The Government is on track to bring in a record earning from inheritance tax this year after the Spring Budget left the tax untouched.

According to data from HM Revenue & Customs (HMRC) inheritance tax receipts reached £6.8 billion in the months from April 2023 to February 2024.

This is an increase of £400 million compared to figures from the previous year, meaning that the total IHT taken this year is only £300 million less than the 2022/23 record with the rest of the financial year yet to be taken into account.

This increase is largely the result of rising house prices pushing families that probably wouldn’t consider themselves wealthy, over the inheritance tax threshold.

For those paying IHT, Wealth Club calculations suggest the average bill could increase to £240,000 this 2023/24 tax year, with over 31,000 families having to hand over part of their inheritance to the taxman, a steep 12 percent increase from the £214,000 average paid just three years ago and a 15 percent rise in the number of estates paying the tax.

Stephen Lowe, communications director at Just Group, said: “With one-month of the 2023/24 financial year to go, IHT looks certain to record another all-time receipts high.

“The February receipts announced today were £564 million leaving only £263 million to be raised in March, in order for this year’s IHT take to exceed last year’s already record amount.

“Despite speculation that the Chancellor would tinker with the tax in the Spring Budget it was left alone – and with public finances so tight, it is little wonder.

“Frozen thresholds and the increase in property values have dragged more estates into paying the tax.

“We would encourage people to assess the entire value of their estate, including an up-to-date valuation of their property, and familiarise themselves with the IHT rules.”

Paul Barham, partner at accountancy firm Mazars, said: “IHT receipts are on track to rewrite the record books again in 23/24. Receipts are up £0.4 billion on last year with frozen thresholds and increasing asset wealth pulling more families across the threshold.

“But it’s not only IHT in the spotlight.

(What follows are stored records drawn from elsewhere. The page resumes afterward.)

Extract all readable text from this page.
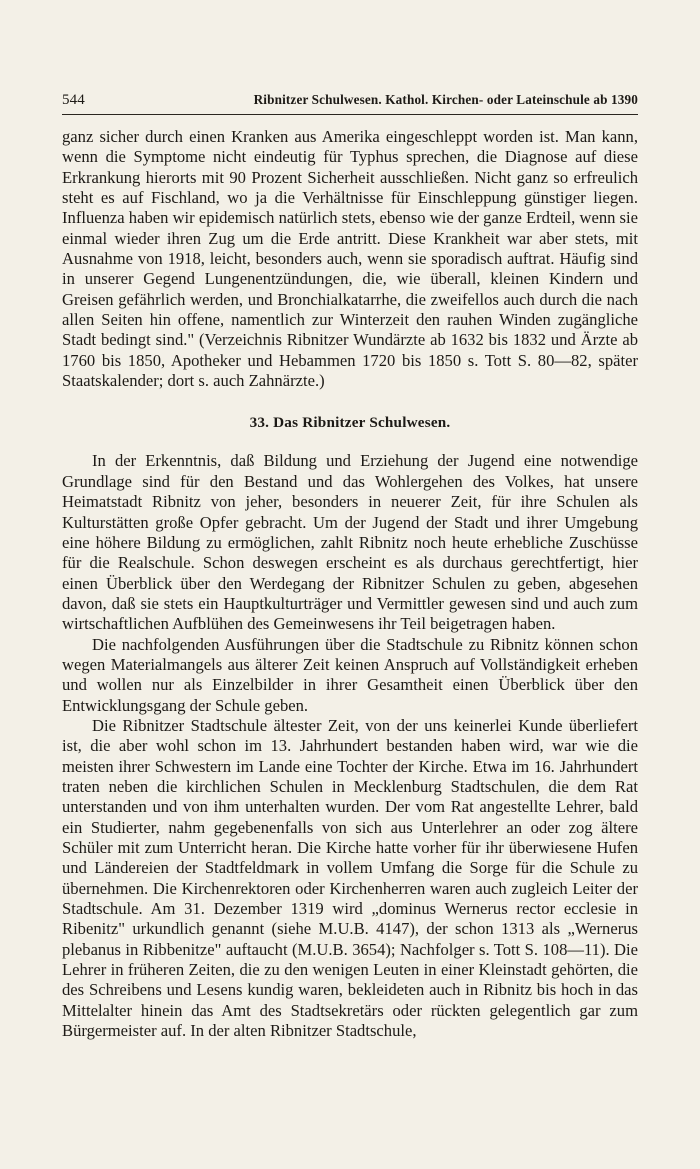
544	Ribnitzer Schulwesen. Kathol. Kirchen- oder Lateinschule ab 1390

ganz sicher durch einen Kranken aus Amerika eingeschleppt worden ist. Man kann, wenn die Symptome nicht eindeutig für Typhus sprechen, die Diagnose auf diese Erkrankung hierorts mit 90 Prozent Sicherheit ausschließen. Nicht ganz so erfreulich steht es auf Fischland, wo ja die Verhältnisse für Einschleppung günstiger liegen. Influenza haben wir epidemisch natürlich stets, ebenso wie der ganze Erdteil, wenn sie einmal wieder ihren Zug um die Erde antritt. Diese Krankheit war aber stets, mit Ausnahme von 1918, leicht, besonders auch, wenn sie sporadisch auftrat. Häufig sind in unserer Gegend Lungenentzündungen, die, wie überall, kleinen Kindern und Greisen gefährlich werden, und Bronchialkatarrhe, die zweifellos auch durch die nach allen Seiten hin offene, namentlich zur Winterzeit den rauhen Winden zugängliche Stadt bedingt sind." (Verzeichnis Ribnitzer Wundärzte ab 1632 bis 1832 und Ärzte ab 1760 bis 1850, Apotheker und Hebammen 1720 bis 1850 s. Tott S. 80—82, später Staatskalender; dort s. auch Zahnärzte.)

33. Das Ribnitzer Schulwesen.

In der Erkenntnis, daß Bildung und Erziehung der Jugend eine notwendige Grundlage sind für den Bestand und das Wohlergehen des Volkes, hat unsere Heimatstadt Ribnitz von jeher, besonders in neuerer Zeit, für ihre Schulen als Kulturstätten große Opfer gebracht. Um der Jugend der Stadt und ihrer Umgebung eine höhere Bildung zu ermöglichen, zahlt Ribnitz noch heute erhebliche Zuschüsse für die Realschule. Schon deswegen erscheint es als durchaus gerechtfertigt, hier einen Überblick über den Werdegang der Ribnitzer Schulen zu geben, abgesehen davon, daß sie stets ein Hauptkulturträger und Vermittler gewesen sind und auch zum wirtschaftlichen Aufblühen des Gemeinwesens ihr Teil beigetragen haben.

Die nachfolgenden Ausführungen über die Stadtschule zu Ribnitz können schon wegen Materialmangels aus älterer Zeit keinen Anspruch auf Vollständigkeit erheben und wollen nur als Einzelbilder in ihrer Gesamtheit einen Überblick über den Entwicklungsgang der Schule geben.

Die Ribnitzer Stadtschule ältester Zeit, von der uns keinerlei Kunde überliefert ist, die aber wohl schon im 13. Jahrhundert bestanden haben wird, war wie die meisten ihrer Schwestern im Lande eine Tochter der Kirche. Etwa im 16. Jahrhundert traten neben die kirchlichen Schulen in Mecklenburg Stadtschulen, die dem Rat unterstanden und von ihm unterhalten wurden. Der vom Rat angestellte Lehrer, bald ein Studierter, nahm gegebenenfalls von sich aus Unterlehrer an oder zog ältere Schüler mit zum Unterricht heran. Die Kirche hatte vorher für ihr überwiesene Hufen und Ländereien der Stadtfeldmark in vollem Umfang die Sorge für die Schule zu übernehmen. Die Kirchenrektoren oder Kirchenherren waren auch zugleich Leiter der Stadtschule. Am 31. Dezember 1319 wird „dominus Wernerus rector ecclesie in Ribenitz" urkundlich genannt (siehe M.U.B. 4147), der schon 1313 als „Wernerus plebanus in Ribbenitze" auftaucht (M.U.B. 3654); Nachfolger s. Tott S. 108—11). Die Lehrer in früheren Zeiten, die zu den wenigen Leuten in einer Kleinstadt gehörten, die des Schreibens und Lesens kundig waren, bekleideten auch in Ribnitz bis hoch in das Mittelalter hinein das Amt des Stadtsekretärs oder rückten gelegentlich gar zum Bürgermeister auf. In der alten Ribnitzer Stadtschule,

Capital Gains Tax raises more significant money for the Treasury’s finances, and that is without the slashing of the tax-free allowances, which will kick in this April.”

Nicholas Hyett, investment manager at Wealth Club, said: “One in every 25 estates pay inheritance tax, but the freeze on inheritance tax thresholds, paired with inflation and decades of house price increases is bringing more and more into the taxman’s sights.

“No one likes to pay more tax than they need to, and inheritance tax is among the least popular of all taxes. But with a little planning, there are a number of perfectly legitimate ways to reduce your liability – including some that should be front of mind as we approach the end of the tax year.

Mr Hyett recommends gifting as much as possible to ensure that inheritance tax will not be applicable to any money left over.